Dass die Preise bei den Schiffsfonds fallen kann ich mir lebhaft vorstellen. Aber nicht auf Grund von Deflation, sondern weil die Regierung die Subventionen streicht. Wir haben ganz sicher auch in anderen Bereichen deflationäre Effekte, aber eben keine Deflation.
Was das Bargeld angeht: Geld zu horten, macht IMHO gar keinen Sinn. Es ist das ureigene Geschäft der Banken und das Interesse des überschuldeten Staates, Kreditgeld zu verleihen. An Kreditgeld kann man kein Eigentum halten, man kann es lediglich besitzen, aber dann werden Zinsen fällig. Diese Zinsen werden mit der Inflation bezahlt.
Die Deflation des Kreditgeldes ist eine andere, als die Deflation des echten Goldgeldes.
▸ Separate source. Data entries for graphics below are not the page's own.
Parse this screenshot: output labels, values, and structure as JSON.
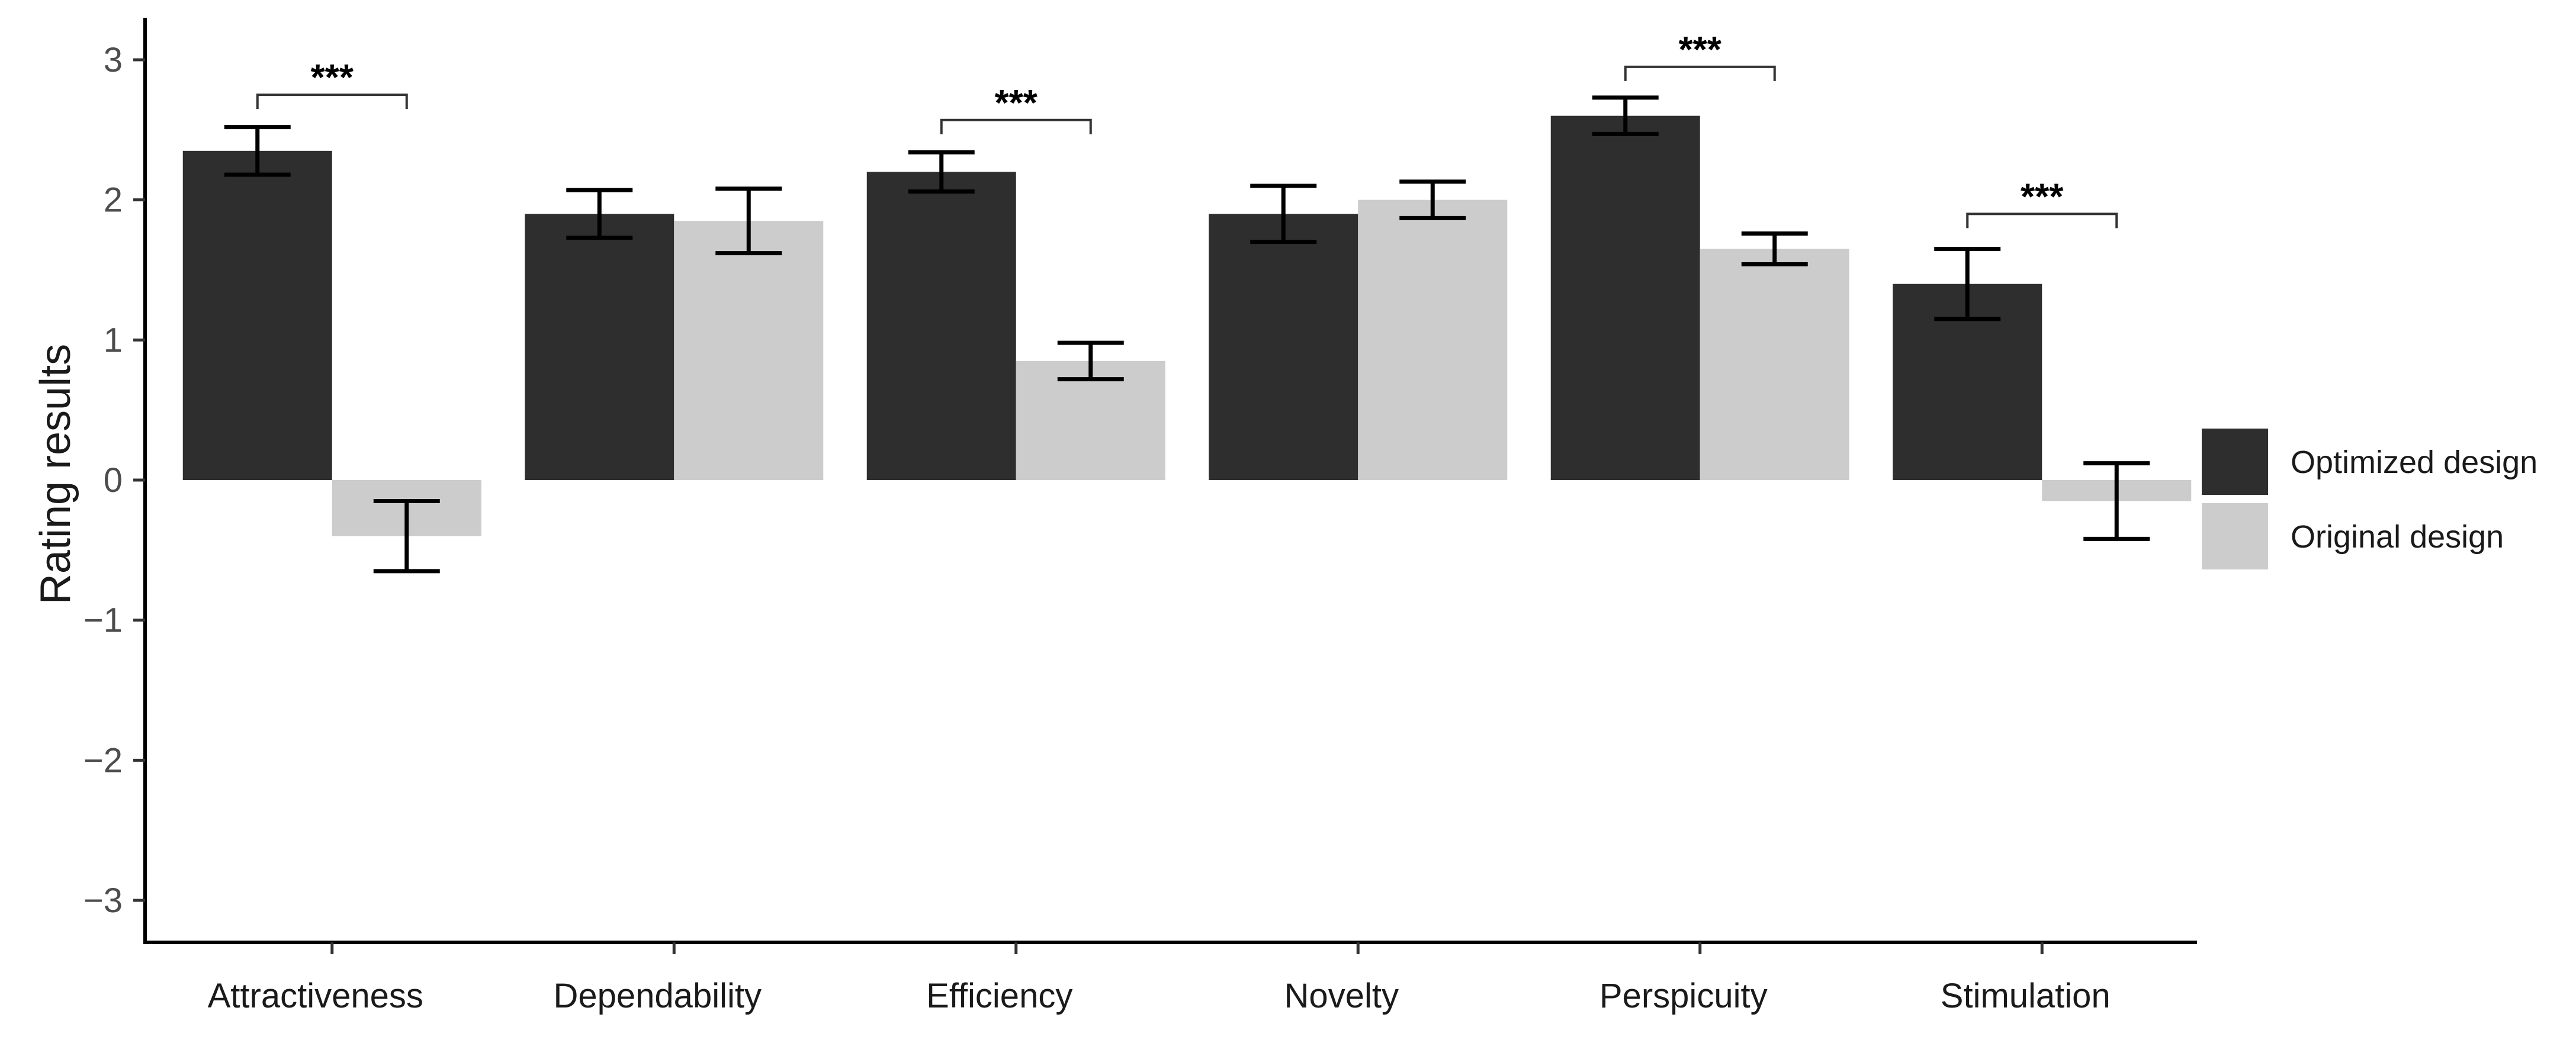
{
  "chart_data": {
    "type": "bar",
    "ylabel": "Rating results",
    "xlabel": "",
    "ylim": [
      -3.3,
      3.3
    ],
    "yticks": [
      -3,
      -2,
      -1,
      0,
      1,
      2,
      3
    ],
    "ytick_labels": [
      "−3",
      "−2",
      "−1",
      "0",
      "1",
      "2",
      "3"
    ],
    "categories": [
      "Attractiveness",
      "Dependability",
      "Efficiency",
      "Novelty",
      "Perspicuity",
      "Stimulation"
    ],
    "series": [
      {
        "name": "Optimized design",
        "color": "#2e2e2e",
        "values": [
          2.35,
          1.9,
          2.2,
          1.9,
          2.6,
          1.4
        ],
        "error_low": [
          2.18,
          1.73,
          2.06,
          1.7,
          2.47,
          1.15
        ],
        "error_high": [
          2.52,
          2.07,
          2.34,
          2.1,
          2.73,
          1.65
        ]
      },
      {
        "name": "Original design",
        "color": "#cccccc",
        "values": [
          -0.4,
          1.85,
          0.85,
          2.0,
          1.65,
          -0.15
        ],
        "error_low": [
          -0.65,
          1.62,
          0.72,
          1.87,
          1.54,
          -0.42
        ],
        "error_high": [
          -0.15,
          2.08,
          0.98,
          2.13,
          1.76,
          0.12
        ]
      }
    ],
    "significance": [
      {
        "category": "Attractiveness",
        "label": "***",
        "y": 2.75
      },
      {
        "category": "Efficiency",
        "label": "***",
        "y": 2.57
      },
      {
        "category": "Perspicuity",
        "label": "***",
        "y": 2.95
      },
      {
        "category": "Stimulation",
        "label": "***",
        "y": 1.9
      }
    ],
    "legend": {
      "placement": "right",
      "entries": [
        "Optimized design",
        "Original design"
      ]
    },
    "grid": false
  }
}
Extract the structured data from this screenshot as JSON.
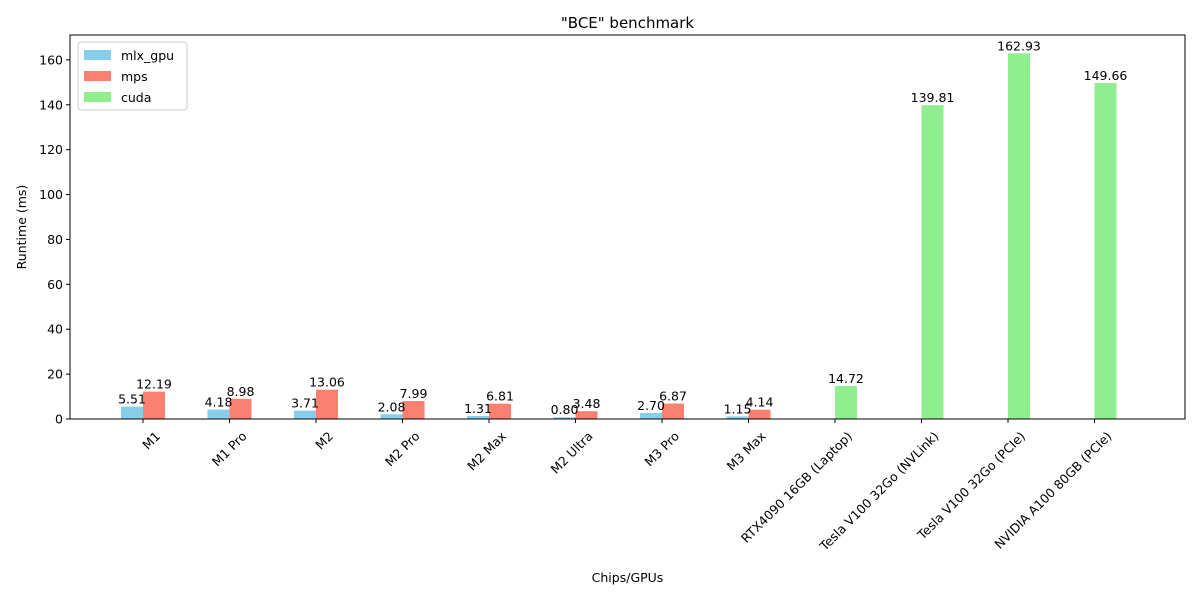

Während bei Goldgeld die Eigentümer das Goldgeld aus dem Verkehr ziehen und auch nichts nachbeschafft (gedruckt) werden kann, ist der Staat und die Banken dort machtlos. Der "kleine Mann" ist somit Kontrolleur über die Deflation.
Während also eine Deflation des Goldgeldes durch gesteigerte Nachfrage nach Geld ausgelöst wird, wird eine Deflation des Kreditgeld durch eine verminderte Nachfrage des Geldes ausgelöst. Beim Kreditgeld ist es nämlich so, dass immer weniger Lohn/Gehalt immer weniger Nachfrage nach Geld bewirkt. Die Banken verleihen immer weniger, weil die Leute immer weniger bekommen, aber nicht, weil sie es nicht bekommen wollen! Und hier kann jederzeit der Staat bzw. die Banken eingreifen, denn sie können einfach Geld drucken, bis das Papier alle ist!
Und deshalb wird es keine Deflation mit Kreditgeld geben, denn dann würden die Schulden des Staates ins Unermessliche steigen und auch einige Banken zumachen und das wird der Staat und die Banken zu verhindern wissen!
Und es gibt noch einen weiteren Grund, warum Banken und vor allem Staat lieber eine Inflation als Deflation haben. Bei einer Inflation denken viele Leute, sie sind reich. Es gibt viel mehr Millionäre, als wenn das Kreditgeld mehr wert wäre. Die übergroße Masser der Leute hat ja schon Probleme mit den vier Grundrechenarten, die freuen sich doch, wenn sie größere Zahlen auf dem Konto oder in der Brieftasche haben. Würden die Zahlen auf den Geldscheinen mit der Inflation kleiner werden, dann würden die Leute das sicher anders sehen, aber so ist es ja schleichend.
Zusammenfassend kann ich daher sagen, dass sowohl Staat, als auch Banken, als auch die übergroße Masse an einer Inflation sogar sehr interessiert sind. Und deshalb werden alle diese Beteiligten auch dafür sorgen, dass es im Zweifel eine Inflation und keine Deflation geben wird. Am Ende der Inflation, das wäre auch bei einer Deflation vermutlich so, steht dann eine Währungsreform, d.h. IMMER eine sofortige Hyperinflation, die alles alte Geld wertlos macht. D. h. selbst WENN es eine Deflation gäbe, dann würde am Ende es doch zu einer Währungsreform kommen und das Geld damit auf einmal weginflationiert.
Und daher macht es IMHO keine Sinn, in Kreditgeld zu "investieren".